Dabei geht es, wenn man der Argumentation Luthers folgt, nicht um ein neu erworbenes Wissen „Ich bin ein Sünder“, sondern darum, daß den Betrachter die Erkenntnis trifft, daß „Ich“ es bin, um den es hier geht; der Betrachter stellt einen Bezug zwischen sich und dem betrachteten Geschehen her. Er sieht sich selbst in den Vorgang hineingenommen.
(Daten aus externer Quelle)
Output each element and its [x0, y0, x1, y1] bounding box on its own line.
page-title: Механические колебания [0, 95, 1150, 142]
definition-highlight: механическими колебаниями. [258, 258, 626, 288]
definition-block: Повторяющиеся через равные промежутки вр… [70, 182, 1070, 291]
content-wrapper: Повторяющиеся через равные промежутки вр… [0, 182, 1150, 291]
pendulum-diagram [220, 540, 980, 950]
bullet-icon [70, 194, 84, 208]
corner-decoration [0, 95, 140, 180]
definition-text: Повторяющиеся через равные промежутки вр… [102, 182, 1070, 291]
Darin entspricht dieses Erkennen dem vorausgegangenen Wort „… was hilfft dichs, das gott got ist, wan er dier nit eyn got ist?“ Was hilft es dir, dich als Sünder zu wissen, wenn du die Sünde nicht auf dein Gottesverhältnis beziehst?

Cognitio sui bedeutet also strenggenommen: Das Ich erkennt sich in seinem Verhältnis zu Gott und zu dem Leiden Christi. Die Beschaffenheit des Gottesverhältnisses wird am Leiden offenbar. Es handelt sich also um keine absolute Selbsterkenntnis, sondern eine relative. Sie bedeutet den Beginn einer Begegnung mit dem Gekreuzigten.